The day before the start of The Artemis Transat, Michel Desjoyeaux observes that weather conditions are unusual across the North Atlantic, which will make this thirteenth edition of the race all the more exciting, with twelve 60 foot monohulls in race :
“The Artemis Transat is a more difficult event than the Route du Rhum: I haven’t raced the Rhum in a monohull but I'm well aware of what it represents, as I've done it twice in a trimaran, and The Transat is a race I've sailed on both a monohull and a multihull… It’s an important race in terms of the outcome on a sporting level, the severity and the difficulty. It contains all the ingredients of a concentrated round the world: we go directly from the Bay of Biscay (English Channel) to the Indian Ocean (Newfoundland)! The water around the Labrador current is between just 2° and 5°C… These are the same conditions as in the Southern Ocean! The transition is more brutal too than on an Atlantic descent.

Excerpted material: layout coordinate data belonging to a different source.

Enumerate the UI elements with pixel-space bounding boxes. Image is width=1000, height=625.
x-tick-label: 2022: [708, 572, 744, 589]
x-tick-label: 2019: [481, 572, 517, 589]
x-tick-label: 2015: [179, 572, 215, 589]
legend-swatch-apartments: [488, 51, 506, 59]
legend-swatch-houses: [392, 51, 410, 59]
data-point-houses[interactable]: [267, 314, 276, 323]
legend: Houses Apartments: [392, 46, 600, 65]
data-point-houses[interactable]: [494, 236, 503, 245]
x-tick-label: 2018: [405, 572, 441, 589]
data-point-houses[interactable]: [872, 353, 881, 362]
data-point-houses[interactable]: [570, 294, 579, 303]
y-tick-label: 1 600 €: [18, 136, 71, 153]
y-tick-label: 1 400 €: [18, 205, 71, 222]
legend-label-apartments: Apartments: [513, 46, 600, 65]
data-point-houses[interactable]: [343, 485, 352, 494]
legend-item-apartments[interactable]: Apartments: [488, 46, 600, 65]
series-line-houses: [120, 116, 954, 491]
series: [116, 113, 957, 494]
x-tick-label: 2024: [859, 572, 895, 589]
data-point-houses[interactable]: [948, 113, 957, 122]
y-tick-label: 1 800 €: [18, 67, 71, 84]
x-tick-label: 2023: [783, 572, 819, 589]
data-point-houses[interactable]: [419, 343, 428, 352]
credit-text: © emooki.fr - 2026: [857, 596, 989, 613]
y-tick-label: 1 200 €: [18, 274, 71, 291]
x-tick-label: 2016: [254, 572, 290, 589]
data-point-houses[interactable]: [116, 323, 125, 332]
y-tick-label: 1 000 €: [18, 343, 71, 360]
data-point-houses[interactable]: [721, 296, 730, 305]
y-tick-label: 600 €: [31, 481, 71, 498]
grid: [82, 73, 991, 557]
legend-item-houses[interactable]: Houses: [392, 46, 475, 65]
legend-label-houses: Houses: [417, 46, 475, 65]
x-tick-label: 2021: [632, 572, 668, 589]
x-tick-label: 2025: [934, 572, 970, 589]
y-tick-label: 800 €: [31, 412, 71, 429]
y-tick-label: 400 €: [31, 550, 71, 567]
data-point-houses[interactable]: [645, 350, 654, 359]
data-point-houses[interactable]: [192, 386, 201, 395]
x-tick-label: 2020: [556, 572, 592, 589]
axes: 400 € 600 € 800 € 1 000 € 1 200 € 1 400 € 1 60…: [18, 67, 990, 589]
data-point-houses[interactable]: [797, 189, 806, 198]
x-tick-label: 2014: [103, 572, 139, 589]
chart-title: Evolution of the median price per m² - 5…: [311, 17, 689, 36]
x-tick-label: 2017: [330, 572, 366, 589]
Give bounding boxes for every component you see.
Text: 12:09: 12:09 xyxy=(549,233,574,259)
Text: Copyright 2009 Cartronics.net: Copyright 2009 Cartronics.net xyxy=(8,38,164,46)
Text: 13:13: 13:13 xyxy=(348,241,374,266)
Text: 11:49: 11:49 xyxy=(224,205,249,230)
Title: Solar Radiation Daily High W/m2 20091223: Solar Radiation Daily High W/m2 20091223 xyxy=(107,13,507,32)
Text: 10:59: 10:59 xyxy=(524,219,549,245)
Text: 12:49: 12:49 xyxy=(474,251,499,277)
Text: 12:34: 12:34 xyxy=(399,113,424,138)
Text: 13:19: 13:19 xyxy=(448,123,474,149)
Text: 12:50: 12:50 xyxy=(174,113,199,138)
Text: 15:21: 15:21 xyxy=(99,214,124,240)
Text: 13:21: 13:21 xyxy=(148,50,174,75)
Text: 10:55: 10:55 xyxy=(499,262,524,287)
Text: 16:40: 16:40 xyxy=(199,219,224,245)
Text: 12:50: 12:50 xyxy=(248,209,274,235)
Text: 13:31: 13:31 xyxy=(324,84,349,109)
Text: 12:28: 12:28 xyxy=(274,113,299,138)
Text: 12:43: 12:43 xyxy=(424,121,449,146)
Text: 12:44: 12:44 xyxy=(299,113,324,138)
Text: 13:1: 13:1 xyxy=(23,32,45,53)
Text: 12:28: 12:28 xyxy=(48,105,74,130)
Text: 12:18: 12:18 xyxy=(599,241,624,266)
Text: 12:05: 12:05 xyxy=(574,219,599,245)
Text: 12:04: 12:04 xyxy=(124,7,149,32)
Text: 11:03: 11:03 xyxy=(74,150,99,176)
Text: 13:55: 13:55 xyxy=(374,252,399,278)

The forecast seems to be indicating light conditions: gentle winds to exit the English Channel, wind on the beam after Ireland and downwind conditions as they pass to the north of a low, which will be situated in the middle of the Atlantic next Wednesday… As a result it will be a rather calm start to the race: I’m not upset about that as it will enable us to break into the rhythm gently.”